The receptor molecule in the gut wall, called Gpr41, when activated, slows the movement of food through the intestine, allowing the animal to absorb more nutrients and thus gain weight. But, in the absence of this signal, the animals weigh less.
The study underlines that the host can use bacterial byproducts not only as a source of nutrients, but also as chemical signals to regulate body functions. It also points towards a potential method of controlling weight.
"It's quite possible that blocking this receptor molecule in the intestine might fight a certain kind of obesity by blocking absorption of energy from the gut," said Dr. Masashi Yanagisawa, professor of molecular genetics at UT Southwestern and a senior co-author of the study.
It is known that humans, like other animals, have a large number of beneficial bacteria in the intestines, which break up large molecules and helps the host in digesting and absorbing many of the resulting small molecules for energy and nutrients.
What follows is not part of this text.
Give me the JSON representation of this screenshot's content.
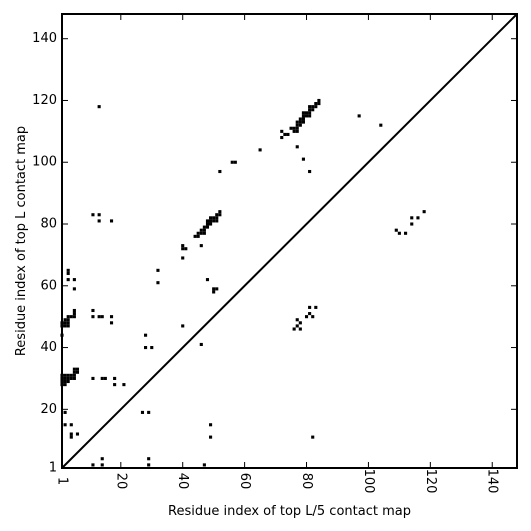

"The number of bacteria in our gut far exceeds the total number of cells in our bodies. It's truly a mutually beneficial relationship. We provide the bacteria with food, and in return they supply energy and nutrients," said Dr. Yanagisawa.
In their study on mice, the scientists took into account two species of bacteria that break up dietary fibers from food into small molecules called short-chain fatty acids.
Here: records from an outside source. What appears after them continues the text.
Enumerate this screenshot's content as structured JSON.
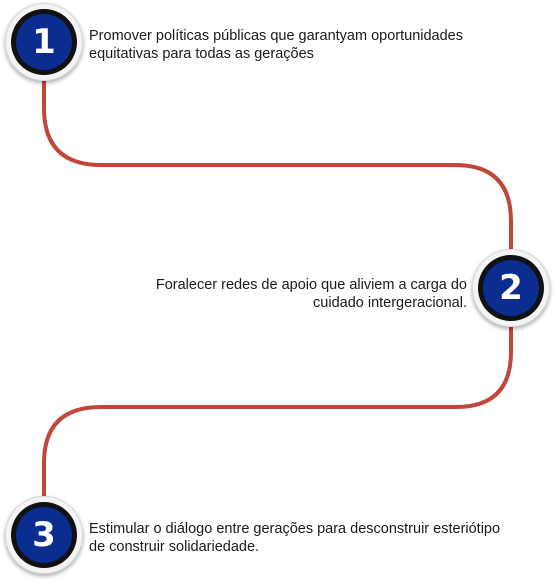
{
  "colors": {
    "connector": "#c0473b",
    "badge_fill": "#0a2d8f",
    "badge_ring": "#111111",
    "badge_outer": "#f4f4f4",
    "number_text": "#ffffff",
    "body_text": "#1a1a1a"
  },
  "steps": [
    {
      "number": "1",
      "text": "Promover políticas públicas que garantyam oportunidades equitativas para todas as gerações"
    },
    {
      "number": "2",
      "text": "Foralecer redes de apoio que aliviem a carga do cuidado intergeracional."
    },
    {
      "number": "3",
      "text": "Estimular o diálogo entre gerações para desconstruir esteriótipo de construir solidariedade."
    }
  ]
}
It was earlier found that short-chain fatty acids bind to and activate Gpr41, but little was known about the physiological outcome of Gpr41 activation.
In the current study, communication between the bacteria and the hosts was disrupted in two ways: raising normal mice under germ-free conditions so they lacked the bacteria, and genetically engineering other mice to lack Gpr41 so they were unable to respond to the bacteria.
It was found that in both cases, the mice weighed less and had a leaner build than their normal counterparts even though they all ate the same amount.
The researchers also found that in mice without Gpr41, the intestines passed food more quickly.
They speculated that one action of Gpr41 is to slow down the motion that propels food forward, so that more nutrients can be absorbed. Thus, if the receptor cannot be activated, food is expelled more quickly, and the animal gets less energy from it.
Yanagisawa said that as mice without any trace of Gpr41 were still healthy and had intestinal function, the receptor may be a likely target for drugs that can slow, but not stop, energy intake.
The study is appearing online in Proceedings of the National Academy of Sciences.